[whatwg] RFC: Alternatives to storage mutex for cookies and localStorage

I'd like to propose that HTML5 specify different schemes than a 
conceptual global storage mutex to provide consistency guarantees for 
localStorage and cookies.

Cookies would be protected according to Benjamin Smedberg's post in the 
"[whatwg] Storage mutex and cookies can lead to browser deadlock" 
thread.  Roughly, this proposal would give scripts a consistent view of 
document.cookie until they completed.  AIUI this is stronger consistency 
than Google Chrome provides today, and anecdotal evidence suggests even 
their weaker consistency hasn't "broken the web."

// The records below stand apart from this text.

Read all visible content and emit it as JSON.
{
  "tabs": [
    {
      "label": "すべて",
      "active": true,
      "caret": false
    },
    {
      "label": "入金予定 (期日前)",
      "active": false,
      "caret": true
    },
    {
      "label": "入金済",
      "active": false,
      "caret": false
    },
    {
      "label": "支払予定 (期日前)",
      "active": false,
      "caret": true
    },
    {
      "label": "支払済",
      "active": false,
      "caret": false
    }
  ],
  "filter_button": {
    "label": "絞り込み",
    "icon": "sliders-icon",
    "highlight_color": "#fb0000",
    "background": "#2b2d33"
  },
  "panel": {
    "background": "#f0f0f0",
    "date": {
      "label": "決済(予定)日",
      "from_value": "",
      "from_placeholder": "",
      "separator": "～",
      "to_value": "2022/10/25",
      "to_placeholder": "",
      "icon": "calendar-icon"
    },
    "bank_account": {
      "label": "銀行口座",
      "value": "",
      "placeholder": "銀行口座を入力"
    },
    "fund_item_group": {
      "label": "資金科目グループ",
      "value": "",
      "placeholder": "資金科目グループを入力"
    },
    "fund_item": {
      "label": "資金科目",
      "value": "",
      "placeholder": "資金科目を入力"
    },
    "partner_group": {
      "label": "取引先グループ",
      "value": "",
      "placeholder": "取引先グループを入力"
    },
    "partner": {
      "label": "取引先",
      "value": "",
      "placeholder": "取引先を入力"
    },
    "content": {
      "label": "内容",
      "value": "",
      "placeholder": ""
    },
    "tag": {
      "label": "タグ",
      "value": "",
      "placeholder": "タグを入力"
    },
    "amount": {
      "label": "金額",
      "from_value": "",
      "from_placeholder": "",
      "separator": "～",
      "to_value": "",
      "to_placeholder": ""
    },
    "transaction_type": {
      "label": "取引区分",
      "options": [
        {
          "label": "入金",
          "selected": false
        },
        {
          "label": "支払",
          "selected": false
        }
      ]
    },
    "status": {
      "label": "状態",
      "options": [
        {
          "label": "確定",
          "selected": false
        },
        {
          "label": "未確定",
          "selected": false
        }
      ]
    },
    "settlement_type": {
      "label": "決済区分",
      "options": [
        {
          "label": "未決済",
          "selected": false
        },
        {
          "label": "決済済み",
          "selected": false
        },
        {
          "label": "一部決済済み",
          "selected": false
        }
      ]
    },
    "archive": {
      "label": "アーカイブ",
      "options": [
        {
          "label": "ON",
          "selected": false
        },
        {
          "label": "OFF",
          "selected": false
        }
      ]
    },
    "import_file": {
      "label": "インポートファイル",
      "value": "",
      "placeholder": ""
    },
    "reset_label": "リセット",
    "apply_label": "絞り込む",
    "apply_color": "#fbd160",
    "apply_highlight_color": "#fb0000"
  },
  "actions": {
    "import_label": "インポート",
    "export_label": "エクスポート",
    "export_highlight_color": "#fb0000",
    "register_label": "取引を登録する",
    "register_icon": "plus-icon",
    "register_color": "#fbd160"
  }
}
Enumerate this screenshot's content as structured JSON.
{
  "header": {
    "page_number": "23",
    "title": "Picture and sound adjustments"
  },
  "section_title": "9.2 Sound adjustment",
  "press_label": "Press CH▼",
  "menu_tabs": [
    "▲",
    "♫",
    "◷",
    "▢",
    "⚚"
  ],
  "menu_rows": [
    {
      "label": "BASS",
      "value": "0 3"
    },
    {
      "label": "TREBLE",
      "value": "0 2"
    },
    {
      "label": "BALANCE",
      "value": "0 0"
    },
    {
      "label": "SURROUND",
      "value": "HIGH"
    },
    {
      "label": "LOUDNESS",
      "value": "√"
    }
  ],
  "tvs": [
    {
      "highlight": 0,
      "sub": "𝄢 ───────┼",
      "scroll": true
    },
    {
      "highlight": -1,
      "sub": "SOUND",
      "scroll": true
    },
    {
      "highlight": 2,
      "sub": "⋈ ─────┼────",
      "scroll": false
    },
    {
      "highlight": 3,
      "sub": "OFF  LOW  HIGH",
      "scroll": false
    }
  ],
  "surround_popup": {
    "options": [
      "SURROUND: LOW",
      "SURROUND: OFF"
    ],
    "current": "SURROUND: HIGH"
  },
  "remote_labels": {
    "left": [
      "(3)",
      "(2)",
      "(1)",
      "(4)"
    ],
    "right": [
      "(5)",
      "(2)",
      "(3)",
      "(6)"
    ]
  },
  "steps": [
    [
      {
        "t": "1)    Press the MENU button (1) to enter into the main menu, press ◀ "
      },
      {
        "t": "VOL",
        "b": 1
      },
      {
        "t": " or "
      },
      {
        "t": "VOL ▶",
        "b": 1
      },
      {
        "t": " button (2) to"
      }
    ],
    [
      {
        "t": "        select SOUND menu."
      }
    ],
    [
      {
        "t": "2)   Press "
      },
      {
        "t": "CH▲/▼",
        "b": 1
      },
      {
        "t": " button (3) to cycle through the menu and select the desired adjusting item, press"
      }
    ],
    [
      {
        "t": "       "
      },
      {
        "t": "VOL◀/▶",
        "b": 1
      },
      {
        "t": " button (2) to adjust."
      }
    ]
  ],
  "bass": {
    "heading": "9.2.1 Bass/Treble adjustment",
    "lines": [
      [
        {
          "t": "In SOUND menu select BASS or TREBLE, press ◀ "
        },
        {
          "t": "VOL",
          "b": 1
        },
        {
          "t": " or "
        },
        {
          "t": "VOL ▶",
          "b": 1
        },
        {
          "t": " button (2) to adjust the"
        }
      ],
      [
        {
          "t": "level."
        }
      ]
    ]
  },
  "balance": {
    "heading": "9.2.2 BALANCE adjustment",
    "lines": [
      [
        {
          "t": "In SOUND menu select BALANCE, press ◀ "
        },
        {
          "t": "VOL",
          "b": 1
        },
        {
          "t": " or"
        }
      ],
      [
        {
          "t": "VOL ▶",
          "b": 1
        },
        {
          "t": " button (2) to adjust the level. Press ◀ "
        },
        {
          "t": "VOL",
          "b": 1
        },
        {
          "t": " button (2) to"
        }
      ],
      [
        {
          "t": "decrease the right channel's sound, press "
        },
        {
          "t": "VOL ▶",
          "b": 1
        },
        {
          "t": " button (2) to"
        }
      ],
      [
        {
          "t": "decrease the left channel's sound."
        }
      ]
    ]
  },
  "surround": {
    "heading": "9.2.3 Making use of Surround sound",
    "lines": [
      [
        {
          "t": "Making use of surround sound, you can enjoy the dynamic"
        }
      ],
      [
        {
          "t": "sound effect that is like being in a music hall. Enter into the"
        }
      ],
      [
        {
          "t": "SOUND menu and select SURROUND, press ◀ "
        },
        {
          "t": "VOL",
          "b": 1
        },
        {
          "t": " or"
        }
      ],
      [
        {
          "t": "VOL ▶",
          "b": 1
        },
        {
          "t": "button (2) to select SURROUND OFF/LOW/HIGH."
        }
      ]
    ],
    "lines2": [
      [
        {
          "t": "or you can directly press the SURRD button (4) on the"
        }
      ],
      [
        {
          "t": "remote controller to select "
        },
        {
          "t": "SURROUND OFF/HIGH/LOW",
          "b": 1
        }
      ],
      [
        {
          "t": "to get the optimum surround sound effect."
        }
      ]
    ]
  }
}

localStorage would be changed in a non-backwards-compatible way.  I 
believe that web apps can be partitioned into two classes: those that 
have planned for running concurrently (single-event-loop or not) in 
multiple "browsing contexts", and those that haven't.  I further posit 
that the second class would break when run concurrently in multiple 
contexts regardless of multiple event loops, and thus regardless of the 
storage mutex.  Even in the single-event-loop world, sites not prepared 
to be loaded in multiple tabs can stomp each other's data even though 
script execution is atomic.  (I wouldn't dare use my bank's website in 
two tabs at the same time in a single-event-loop browser.)  In other 
words, storage mutex can't help the second class of sites.

(I also believe that there's a very large, third class of pages that 
work "accidentally" when run concurrently in multiple contexts, even 
though they don't plan for that.  This is likely because they don't keep 
quasi-persistent data on the client side.)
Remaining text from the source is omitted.